I thought that was it. In fact, I started writing this blog, already happy with my birthday, and turning thirty-six, and life in general. But we made one final stop on our way out of DC. We needed coffee, and Lily needed milk, and I remembered a bookstore near a hotel where I had once stayed. I had written part of my book in the café downstairs, and if my memory served me, which it usually does, it was coming up on our right.

We pulled in front of the locally-owned bookstore and I ran in while Ryan changed Lily’s diaper in the car. I felt like things were coming full-circle, spending time in this bookstore now that my book was finished. I was waiting for the restroom when I overheard three older women talking. “I just got an email about ‘Urinetown.’ But I don’t know if I want to see something called ‘Urinetown.’”

Yep. That conversation really happened.

So I apologized for eavesdropping, and begged them to go. They were avid theatre fans, and the title was the only thing that had kept them from seeing the show before. I promised them that this very fact was addressed within the first few lines, and that they would love it. They asked me what I did, I told them a little bit about Momentum Rep, and they made me feel like a total rock star.

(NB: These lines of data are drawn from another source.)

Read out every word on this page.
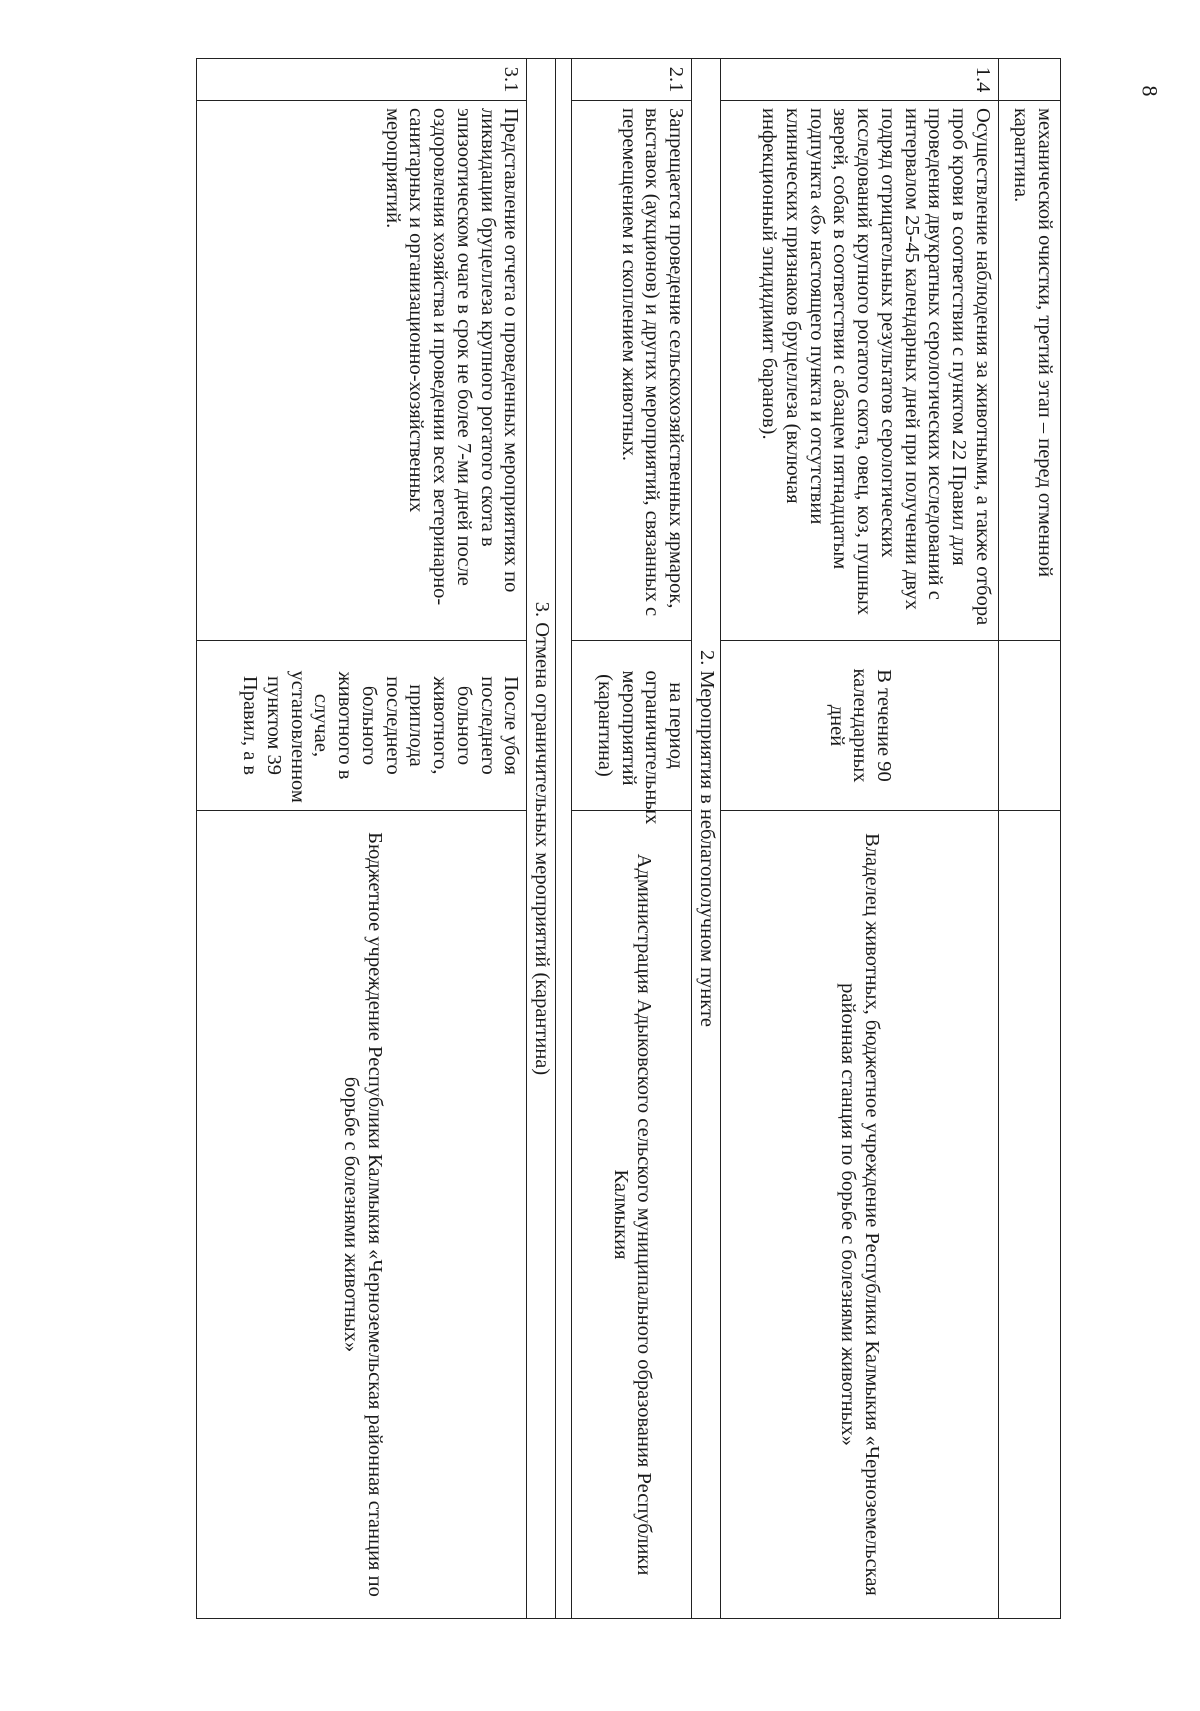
8
	механической очистки, третий этап – перед отменной карантина.		
1.4	Осуществление наблюдения за животными, а также отбора проб крови в соответствии с пунктом 22 Правил для проведения двукратных серологических исследований с интервалом 25-45 календарных дней при получении двух подряд отрицательных результатов серологических исследований крупного рогатого скота, овец, коз, пушных зверей, собак в соответствии с абзацем пятнадцатым подпункта «б» настоящего пункта и отсутствии клинических признаков бруцеллеза (включая инфекционный эпидидимит баранов).	В течение 90 календарных дней	Владелец животных, бюджетное учреждение Республики Калмыкия «Черноземельская районная станция по борьбе с болезнями животных»
2. Мероприятия в неблагополучном пункте			
2.1	Запрещается проведение сельскохозяйственных ярмарок, выставок (аукционов) и других мероприятий, связанных с перемещением и скоплением животных.	на период ограничительных мероприятий (карантина)	Администрация Адыковского сельского муниципального образования Республики Калмыкия

3. Отмена ограничительных мероприятий (карантина)			
3.1	Представление отчета о проведенных мероприятиях по ликвидации бруцеллеза крупного рогатого скота в эпизоотическом очаге в срок не более 7-ми дней после оздоровления хозяйства и проведении всех ветеринарно-санитарных и организационно-хозяйственных мероприятий.	После убоя последнего больного животного, приплода последнего больного животного в случае, установленном пунктом 39 Правил, а в	Бюджетное учреждение Республики Калмыкия «Черноземельская районная станция по борьбе с болезнями животных»
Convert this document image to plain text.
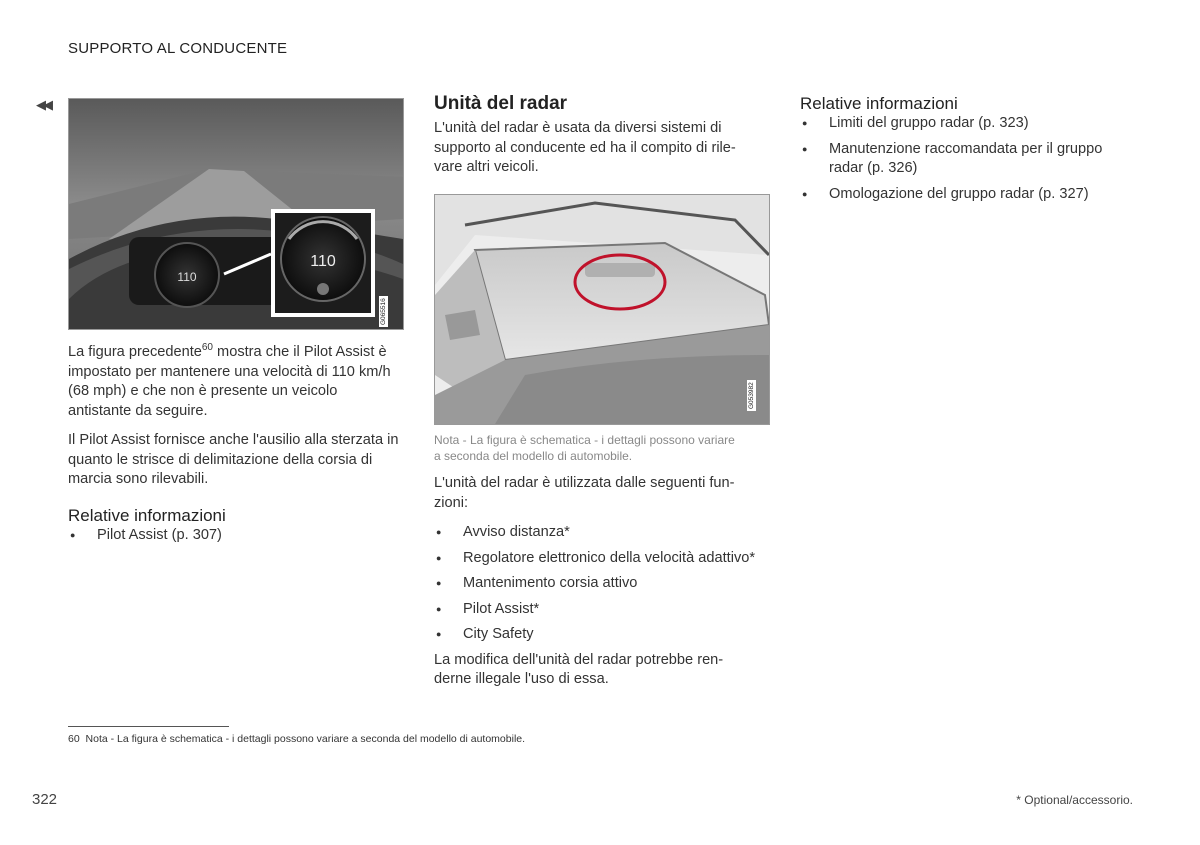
SUPPORTO AL CONDUCENTE
◀◀
110
110
G065516

La figura precedente$^{60}$ mostra che il Pilot Assist è impostato per mantenere una velocità di 110 km/h (68 mph) e che non è presente un veicolo antistante da seguire.

Il Pilot Assist fornisce anche l'ausilio alla sterzata in quanto le strisce di delimitazione della corsia di marcia sono rilevabili.

Relative informazioni
● Pilot Assist (p. 307)
Unità del radar

L'unità del radar è usata da diversi sistemi di supporto al conducente ed ha il compito di rile-vare altri veicoli.

G053982

Nota - La figura è schematica - i dettagli possono variare a seconda del modello di automobile.

L'unità del radar è utilizzata dalle seguenti fun-zioni:

● Avviso distanza*
● Regolatore elettronico della velocità adattivo*
● Mantenimento corsia attivo
● Pilot Assist*
● City Safety

La modifica dell'unità del radar potrebbe ren-derne illegale l'uso di essa.

Relative informazioni
● Limiti del gruppo radar (p. 323)
● Manutenzione raccomandata per il gruppo radar (p. 326)
● Omologazione del gruppo radar (p. 327)
60 Nota - La figura è schematica - i dettagli possono variare a seconda del modello di automobile.
322	* Optional/accessorio.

Then, I heard Lily cry. “I’m so sorry,” I said, “I recognize that cry. I better go see if my daughter is OK.”

“You don’t have a baby! You can’t! You’re seventeen!”

I got in the car feeling pretty good about myself.

This weekend I was reminded that I am a woman who does not look her age. And that I have young friends who will talk to me about theatre and ask what it’s like to be a parent and sing to me at midnight. And I have other friends who know exactly what it’s like to be a parent. And who care about mission statements and wine. And I have a family that understands the value of a good nap.

I know a lot about theatre and education. And I helped start a company that has provided a lot of opportunities for a lot of people. And I have the confidence to wear flowers on my fingernails. And I wrote a book. And I get to stay home with my daughter, who loves to dance.

And I get to share all of this with a man who has been with me for nearly fifteen years.

And the one thing that was absolutely required for all of this to be true was the passage of time. I have spent the past thirty-six years gaining experiences and building relationships and learning about who I am.

And that makes me excited to see what my life will be like at thirty-seven.

Or forty, for that matter.

Monday, April 4, 2011

Another Potty Success!

Fully dressed in a long-sleeved shirt, jeans, and- naturally- a diaper, Lily sat on the potty. "More?" she asked, wanting candy for her act. I sighed, and told her I would give her the candy, but only if she sat on the potty with no pants. I really didn't feel like going through the whole process today-constantly wondering where she'll pee next. But I did want to reward her for sitting there. So off came the jeans. Off came the diaper. I handed her the candy. And she walked away.

That seems about right.

I tried to put her diaper back on. "NOOOOOOO!" she screamed. Fine. We'll be playing the Pee On The Floor game. She returned to the potty a few times for a few seconds at a time. Then she curled up on the couch with me for a while. I was picturing what it would take to clean the pee off of the couch when she bolted up, jumped on to my lap, and threw her arms around my neck.

And then.

She ran over to the potty. And peed. A lot. No accidents, no dribbling along the way. We celebrated. And over the next three hours, she did it again. And again. And again. Four potties. No accidents.

When Ryan got home, he told her how proud of her he was and held out his arms for a hug. She reached out and shook his hand.

Who taught my baby girl to shake hands? And when did she learn to potty? And how is she almost 2?